Culmination of the summer of residencies at HALLE14 in Leipzig

Sep.9 2014

Posted by Hospitalfield Residencies and International Summer School

We are pleased to announce that the series of residencies which formed part of the Creative Futures in Germany programme and allowed three artists to spend time developing new work in Leipzig will be an exhibition opening on 13 September 2014 entitled Trusted Time.

Delia Baillie, Valerie Norris, Anna Orton & Ortonandon

13. September – 9. November 2014

HALLE 14 Zentrum für zeitgenössische Kunst, Project Space

A presentation of new work produced by three Scottish artists during residencies at HALLE 14 over the spring and summer of 2014 and in the months since returning to Scotland.

In Cooperation with Hospitalfield Arts (Arbroath, GB) and funded by British Council Germany and Creative Scotland.

The artists’ works are united in a common concern around form and language and in their conscious circling of the tension between intuitive processes and more knowing cultural references.

Screen Shot 2014-09-09 at 20.54.52

Delia Baillie presents a series of works on paper which are both a contemporaneous response to Leipzig and a reflective reaction against her painting practice of the last two years.

Continuing an interest in the boundaries between figuration and abstraction, Baillie took as starting point photographs of a major waterfront redevelopment which she regularly cycles through.

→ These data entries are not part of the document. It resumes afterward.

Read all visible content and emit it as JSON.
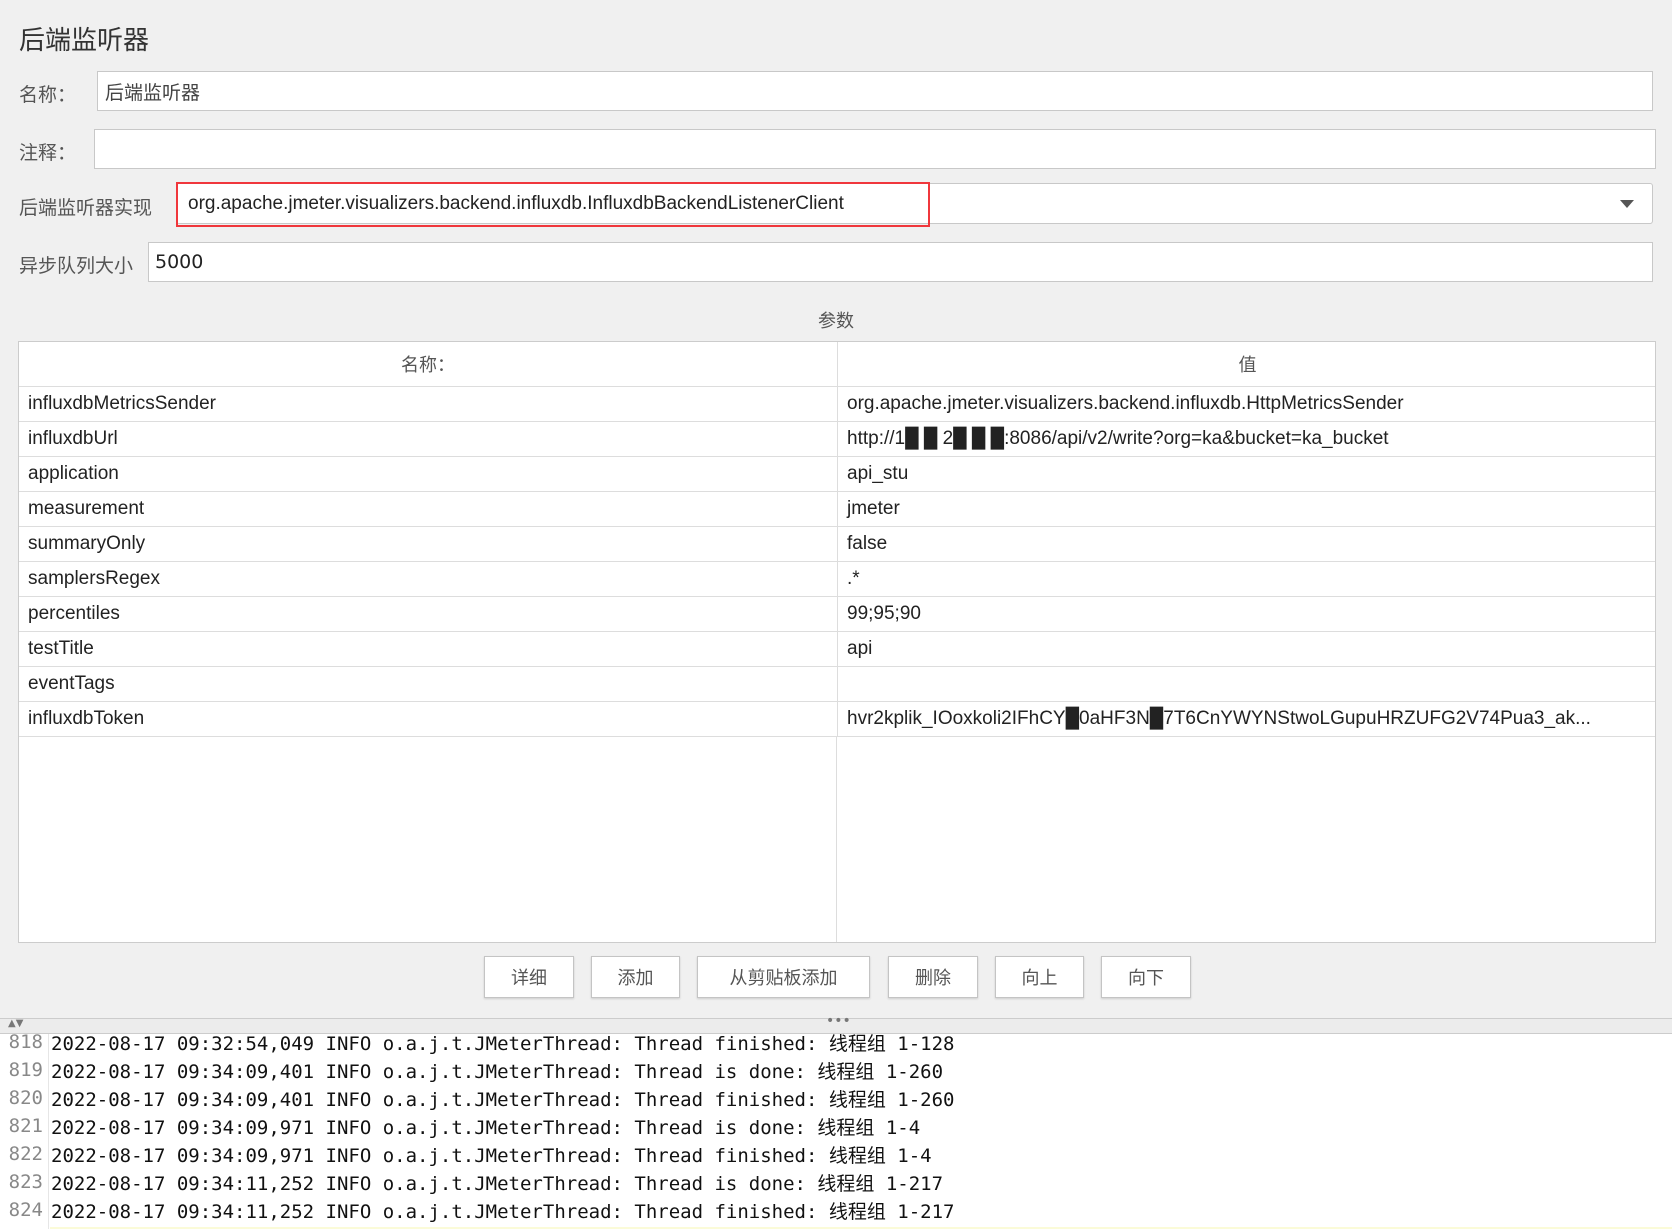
{
  "title": "后端监听器",
  "name": {
    "label": "名称：",
    "value": "后端监听器"
  },
  "comment": {
    "label": "注释：",
    "value": ""
  },
  "impl": {
    "label": "后端监听器实现",
    "value": "org.apache.jmeter.visualizers.backend.influxdb.InfluxdbBackendListenerClient",
    "icon": "chevron-down-icon"
  },
  "queue": {
    "label": "异步队列大小",
    "value": "5000"
  },
  "params": {
    "title": "参数",
    "headers": [
      "名称：",
      "值"
    ],
    "rows": [
      [
        "influxdbMetricsSender",
        "org.apache.jmeter.visualizers.backend.influxdb.HttpMetricsSender"
      ],
      [
        "influxdbUrl",
        "http://1█ █ 2█ █ █:8086/api/v2/write?org=ka&bucket=ka_bucket"
      ],
      [
        "application",
        "api_stu"
      ],
      [
        "measurement",
        "jmeter"
      ],
      [
        "summaryOnly",
        "false"
      ],
      [
        "samplersRegex",
        ".*"
      ],
      [
        "percentiles",
        "99;95;90"
      ],
      [
        "testTitle",
        "api"
      ],
      [
        "eventTags",
        ""
      ],
      [
        "influxdbToken",
        "hvr2kplik_IOoxkoli2IFhCY█0aHF3N█7T6CnYWYNStwoLGupuHRZUFG2V74Pua3_ak..."
      ]
    ]
  },
  "buttons": [
    "详细",
    "添加",
    "从剪贴板添加",
    "删除",
    "向上",
    "向下"
  ],
  "log": [
    [
      "818",
      "2022-08-17 09:32:54,049 INFO o.a.j.t.JMeterThread: Thread finished: 线程组 1-128"
    ],
    [
      "819",
      "2022-08-17 09:34:09,401 INFO o.a.j.t.JMeterThread: Thread is done: 线程组 1-260"
    ],
    [
      "820",
      "2022-08-17 09:34:09,401 INFO o.a.j.t.JMeterThread: Thread finished: 线程组 1-260"
    ],
    [
      "821",
      "2022-08-17 09:34:09,971 INFO o.a.j.t.JMeterThread: Thread is done: 线程组 1-4"
    ],
    [
      "822",
      "2022-08-17 09:34:09,971 INFO o.a.j.t.JMeterThread: Thread finished: 线程组 1-4"
    ],
    [
      "823",
      "2022-08-17 09:34:11,252 INFO o.a.j.t.JMeterThread: Thread is done: 线程组 1-217"
    ],
    [
      "824",
      "2022-08-17 09:34:11,252 INFO o.a.j.t.JMeterThread: Thread finished: 线程组 1-217"
    ]
  ]
}
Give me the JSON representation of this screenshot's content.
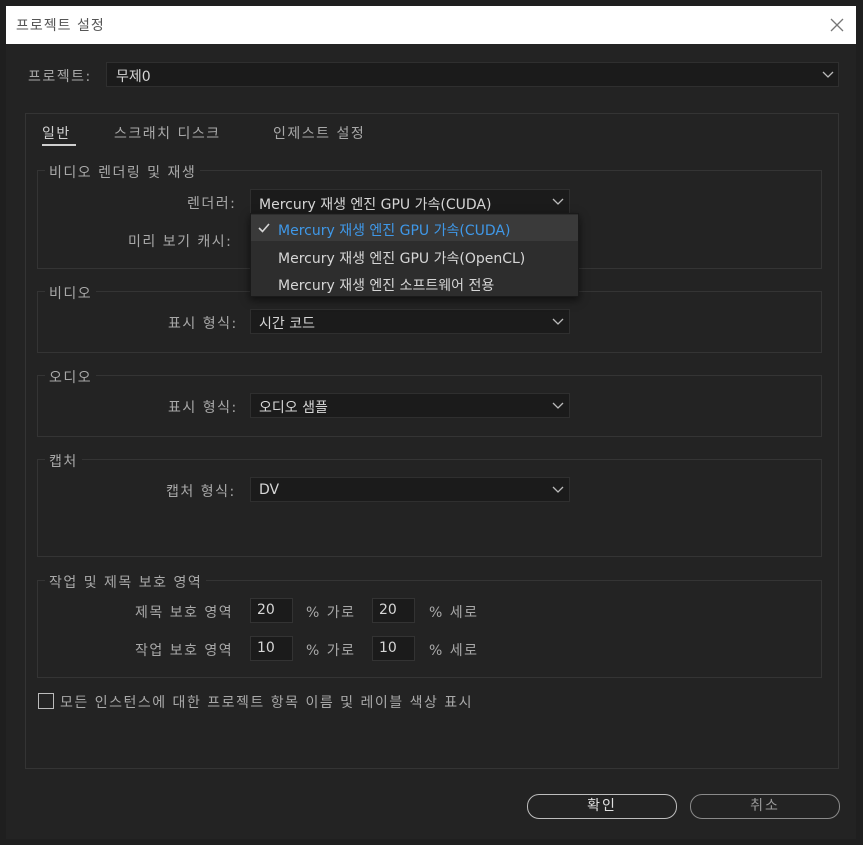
{
  "window": {
    "title": "프로젝트 설정"
  },
  "project": {
    "label": "프로젝트:",
    "value": "무제0"
  },
  "tabs": [
    {
      "label": "일반",
      "active": true
    },
    {
      "label": "스크래치 디스크",
      "active": false
    },
    {
      "label": "인제스트 설정",
      "active": false
    }
  ],
  "video_rendering": {
    "title": "비디오 렌더링 및 재생",
    "renderer_label": "렌더러:",
    "renderer_value": "Mercury 재생 엔진 GPU 가속(CUDA)",
    "preview_cache_label": "미리 보기 캐시:",
    "menu_items": [
      {
        "label": "Mercury 재생 엔진 GPU 가속(CUDA)",
        "checked": true
      },
      {
        "label": "Mercury 재생 엔진 GPU 가속(OpenCL)",
        "checked": false
      },
      {
        "label": "Mercury 재생 엔진 소프트웨어 전용",
        "checked": false
      }
    ]
  },
  "video": {
    "title": "비디오",
    "format_label": "표시 형식:",
    "format_value": "시간 코드"
  },
  "audio": {
    "title": "오디오",
    "format_label": "표시 형식:",
    "format_value": "오디오 샘플"
  },
  "capture": {
    "title": "캡처",
    "format_label": "캡처 형식:",
    "format_value": "DV"
  },
  "safe_areas": {
    "title": "작업 및 제목 보호 영역",
    "title_safe_label": "제목 보호 영역",
    "title_h": "20",
    "title_v": "20",
    "action_safe_label": "작업 보호 영역",
    "action_h": "10",
    "action_v": "10",
    "h_unit": "% 가로",
    "v_unit": "% 세로"
  },
  "display_names_checkbox": {
    "label": "모든 인스턴스에 대한 프로젝트 항목 이름 및 레이블 색상 표시",
    "checked": false
  },
  "buttons": {
    "ok": "확인",
    "cancel": "취소"
  },
  "colors": {
    "accent": "#3f98e8",
    "background": "#232323",
    "field": "#1b1b1b"
  }
}
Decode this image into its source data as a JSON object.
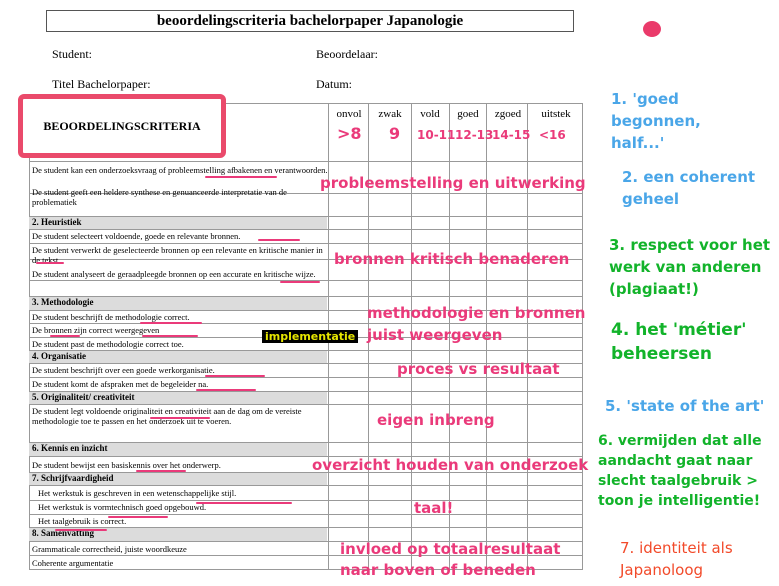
{
  "doc": {
    "title": "beoordelingscriteria bachelorpaper Japanologie",
    "student_label": "Student:",
    "beoordelaar_label": "Beoordelaar:",
    "titel_label": "Titel Bachelorpaper:",
    "datum_label": "Datum:",
    "criteria_header": "BEOORDELINGSCRITERIA"
  },
  "columns": [
    "onvol",
    "zwak",
    "vold",
    "goed",
    "zgoed",
    "uitstek"
  ],
  "grade_marks": [
    ">8",
    "9",
    "10-11",
    "12-13",
    "14-15",
    "<16"
  ],
  "sections": {
    "s2": "2. Heuristiek",
    "s3": "3. Methodologie",
    "s4": "4. Organisatie",
    "s5": "5. Originaliteit/ creativiteit",
    "s6": "6. Kennis en inzicht",
    "s7": "7. Schrijfvaardigheid",
    "s8": "8. Samenvatting"
  },
  "criteria": {
    "c1a": "De student kan een onderzoeksvraag of probleemstelling afbakenen en verantwoorden.",
    "c1b": "De student geeft een heldere synthese en genuanceerde interpretatie van de problematiek",
    "c2a": "De student selecteert voldoende, goede en relevante bronnen.",
    "c2b": "De student verwerkt de geselecteerde bronnen op een relevante en kritische manier in de tekst.",
    "c2c": "De student analyseert de geraadpleegde bronnen op een accurate en kritische wijze.",
    "c3a": "De student beschrijft de methodologie correct.",
    "c3b": "De bronnen zijn correct weergegeven",
    "c3c": "De student past de methodologie correct toe.",
    "c4a": "De student beschrijft over een goede werkorganisatie.",
    "c4b": "De student komt de afspraken met de begeleider na.",
    "c5a": "De student legt voldoende originaliteit en creativiteit aan de dag om de vereiste methodologie toe te passen en het onderzoek uit te voeren.",
    "c6a": "De student bewijst een basiskennis over het onderwerp.",
    "c7a": "Het werkstuk is geschreven in een wetenschappelijke stijl.",
    "c7b": "Het werkstuk is vormtechnisch goed opgebouwd.",
    "c7c": "Het taalgebruik is correct.",
    "c8a": "Grammaticale correctheid, juiste woordkeuze",
    "c8b": "Coherente argumentatie"
  },
  "annotations": {
    "probleemstelling": "probleemstelling en uitwerking",
    "bronnen": "bronnen kritisch benaderen",
    "methodologie1": "methodologie en bronnen",
    "methodologie2": "juist weergeven",
    "implementatie": "implementatie",
    "proces": "proces vs resultaat",
    "inbreng": "eigen inbreng",
    "overzicht": "overzicht houden van onderzoek",
    "taal": "taal!",
    "invloed1": "invloed op totaalresultaat",
    "invloed2": "naar boven of beneden"
  },
  "side_notes": {
    "n1a": "1. 'goed",
    "n1b": "begonnen,",
    "n1c": "half...'",
    "n2a": "2. een coherent",
    "n2b": "geheel",
    "n3a": "3. respect voor het",
    "n3b": "werk van anderen",
    "n3c": "(plagiaat!)",
    "n4a": "4. het 'métier'",
    "n4b": "beheersen",
    "n5": "5. 'state of the art'",
    "n6a": "6. vermijden dat alle",
    "n6b": "aandacht gaat naar",
    "n6c": "slecht taalgebruik >",
    "n6d": "toon je intelligentie!",
    "n7a": "7. identiteit als",
    "n7b": "Japanoloog"
  },
  "colors": {
    "pink": "#ea3a7a",
    "blue": "#4aa6e8",
    "green": "#12b32a",
    "red": "#f24a2a"
  }
}
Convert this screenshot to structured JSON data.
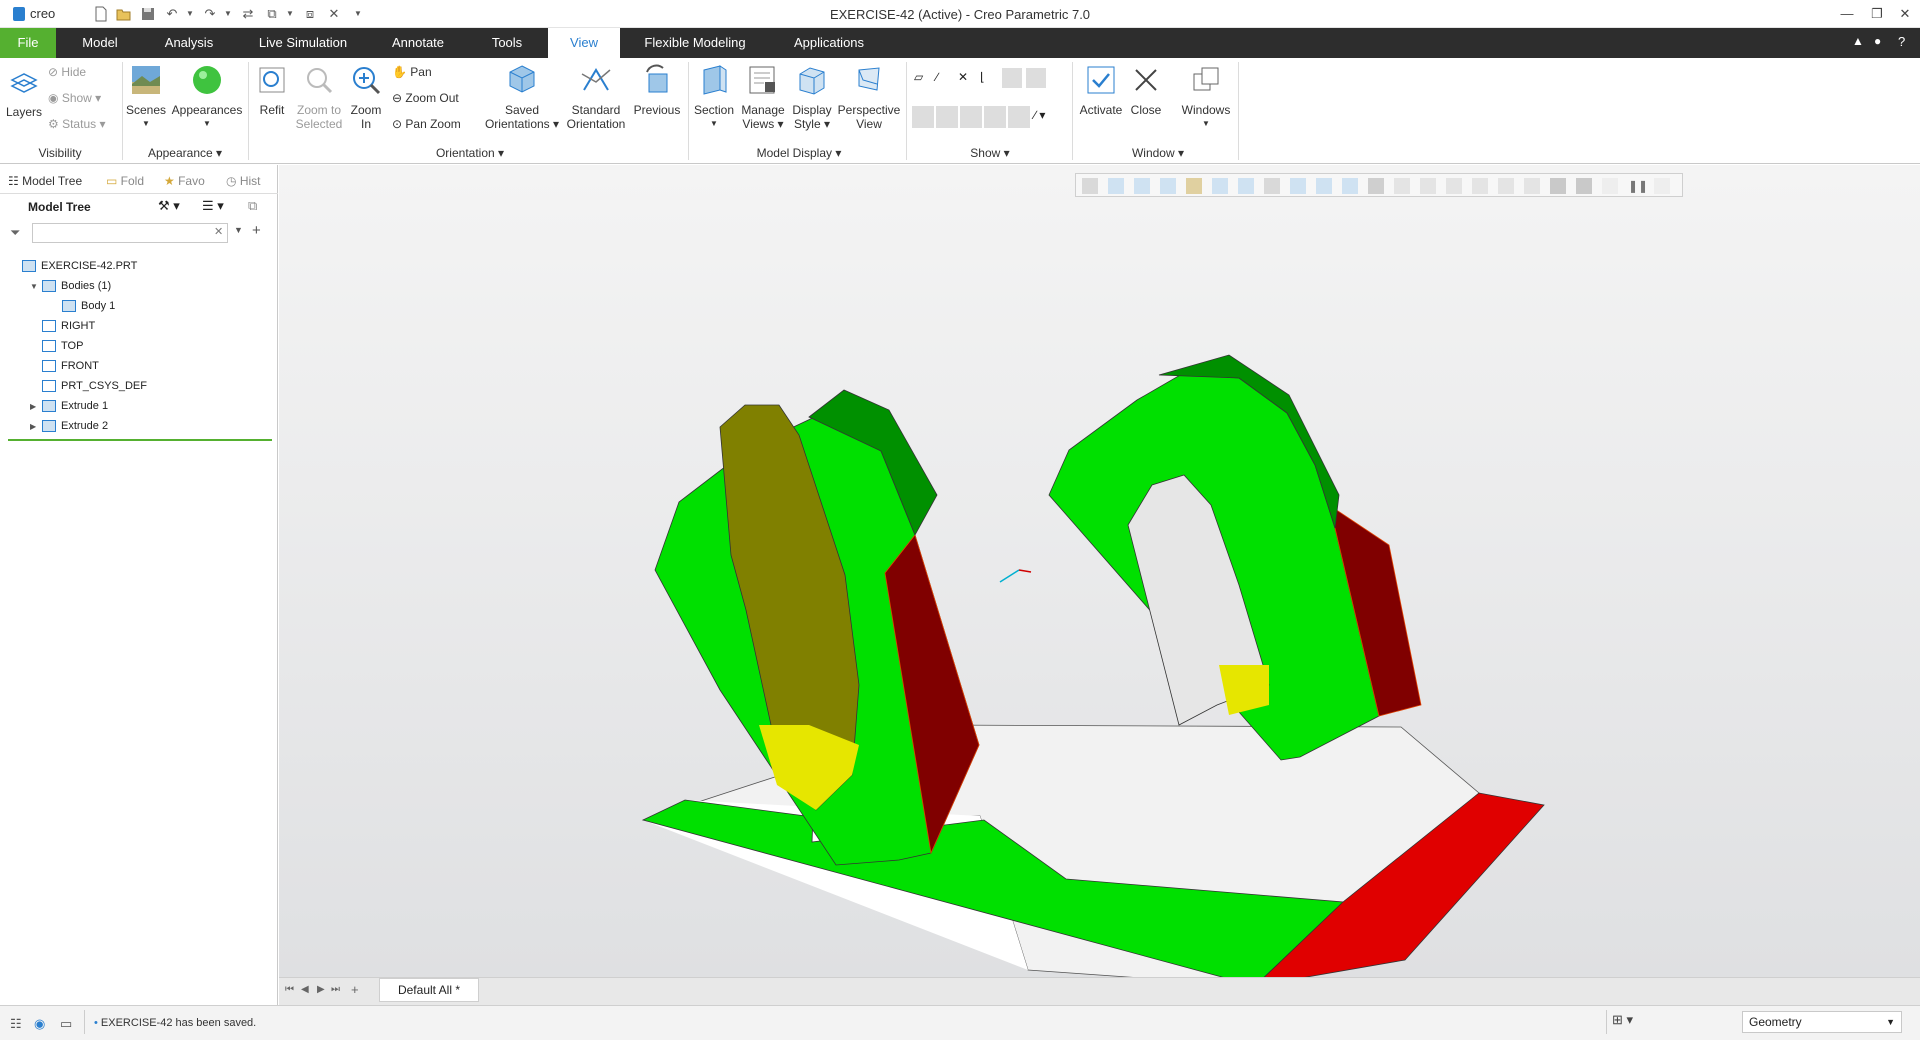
{
  "app": {
    "title": "EXERCISE-42 (Active) - Creo Parametric 7.0",
    "logo": "creo",
    "accent": "#55b030"
  },
  "menu": {
    "tabs": [
      "File",
      "Model",
      "Analysis",
      "Live Simulation",
      "Annotate",
      "Tools",
      "View",
      "Flexible Modeling",
      "Applications"
    ],
    "active": "View"
  },
  "ribbon": {
    "visibility": {
      "layers": "Layers",
      "hide": "Hide",
      "show": "Show",
      "status": "Status",
      "group": "Visibility"
    },
    "appearance": {
      "scenes": "Scenes",
      "appearances": "Appearances",
      "group": "Appearance"
    },
    "orientation": {
      "refit": "Refit",
      "zoom_sel_1": "Zoom to",
      "zoom_sel_2": "Selected",
      "zoom_in_1": "Zoom",
      "zoom_in_2": "In",
      "pan": "Pan",
      "zoom_out": "Zoom Out",
      "pan_zoom": "Pan Zoom",
      "saved_1": "Saved",
      "saved_2": "Orientations",
      "standard_1": "Standard",
      "standard_2": "Orientation",
      "previous": "Previous",
      "group": "Orientation"
    },
    "model_display": {
      "section": "Section",
      "manage_1": "Manage",
      "manage_2": "Views",
      "display_1": "Display",
      "display_2": "Style",
      "persp_1": "Perspective",
      "persp_2": "View",
      "group": "Model Display"
    },
    "show": {
      "group": "Show"
    },
    "window": {
      "activate": "Activate",
      "close": "Close",
      "windows": "Windows",
      "group": "Window"
    }
  },
  "left_panel": {
    "tabs": [
      "Model Tree",
      "Fold",
      "Favo",
      "Hist"
    ],
    "title": "Model Tree",
    "search_placeholder": "",
    "tree": [
      {
        "label": "EXERCISE-42.PRT",
        "icon": "part-icon",
        "indent": 0,
        "expander": ""
      },
      {
        "label": "Bodies (1)",
        "icon": "bodies-icon",
        "indent": 1,
        "expander": "▼"
      },
      {
        "label": "Body 1",
        "icon": "body-icon",
        "indent": 2,
        "expander": ""
      },
      {
        "label": "RIGHT",
        "icon": "datum-plane-icon",
        "indent": 1,
        "expander": ""
      },
      {
        "label": "TOP",
        "icon": "datum-plane-icon",
        "indent": 1,
        "expander": ""
      },
      {
        "label": "FRONT",
        "icon": "datum-plane-icon",
        "indent": 1,
        "expander": ""
      },
      {
        "label": "PRT_CSYS_DEF",
        "icon": "csys-icon",
        "indent": 1,
        "expander": ""
      },
      {
        "label": "Extrude 1",
        "icon": "extrude-icon",
        "indent": 1,
        "expander": "▶"
      },
      {
        "label": "Extrude 2",
        "icon": "extrude-icon",
        "indent": 1,
        "expander": "▶"
      }
    ]
  },
  "bottom": {
    "sheet_tab": "Default All *"
  },
  "status": {
    "message": "EXERCISE-42 has been saved.",
    "filter": "Geometry"
  },
  "colors": {
    "green": "#00e000",
    "dark_green": "#009000",
    "dark_red": "#800000",
    "red": "#e00000",
    "yellow": "#e6e600",
    "olive": "#808000",
    "base_top": "#f2f2f2"
  }
}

She was drawn to the temporal conditions of a construction site: new materials stacked and awaiting use alongside rubble pending removal. These constituents of renewal and destruction shared a common context: all placed on builders’ palettes which accidentally unified their form causing them to resemble abstract sculptures on plinths.

The titles for these paintings came from the phonetical instructions in the phrasebook Baillie used while in Leipzig.  She has brought this visual and aural abstraction of language together with the formal vocabularies of building sites to explore the dichotomous borderlands between the concrete and the image.


In Valerie Norris’ work layers of meaning are created through the interplay between painting, objects, form, colour, image and text and in the way that this accumulates to form a visual language.

Norris’ practice is informed by an assemblage of references, found images and objects collected from magazines, charity shops, film, fashion, music, nature, literature and poetry. Non-linear narratives and chance associations are proposed through a process of arrangement and play.

For this new body of work, Norris has used site-specific, acquired materials and found objects as a starting point to look at ideas around colour, language and form. Through referencing a very specific colour palette of 20th century design and alluding to literary structures and forms of notation, her work explores slippages in perception and the tension between reality and imagination.

Anna Orton has a multi-disciplinary practice consisting of painting, sculpture, printmaking, theatre, model making and digital imagery. The autobiographical, explored through wider political and social context, is often at the forefront of her work.

Orton’s individual practice often blurs boundaries with the collaborative practice Ortonandon, an ‘anything goes’ collaboration with her two sisters Katie and Sophie Orton. With the figure as a central motif, the sisters consider body-form in relation to social politics and how identity can be represented through actions and props.

Ortonandon will present a new performance for the September 2014 event at HALLE 14.


Hospitalfield Arts responded to an invitation to collaborate with HALLE 14 because of an aspiration to facilitate significant opportunities for artists from Scotland and especially the DD postcode area where we are located. We wanted to use our existing and newly established international networks, as well as the knowledge gained through running residencies at Hospitalfield, to design opportunities for regional artists which would take them outside Scotland.

Ideally these residencies would foreground the opportunity to focus on a new body of work and increase the artist’s international knowledge and horizons. The time and input from the residency should contribute the additional momentum needed for the next step change in the artist’s practice and provide a highly motivating and productive experience.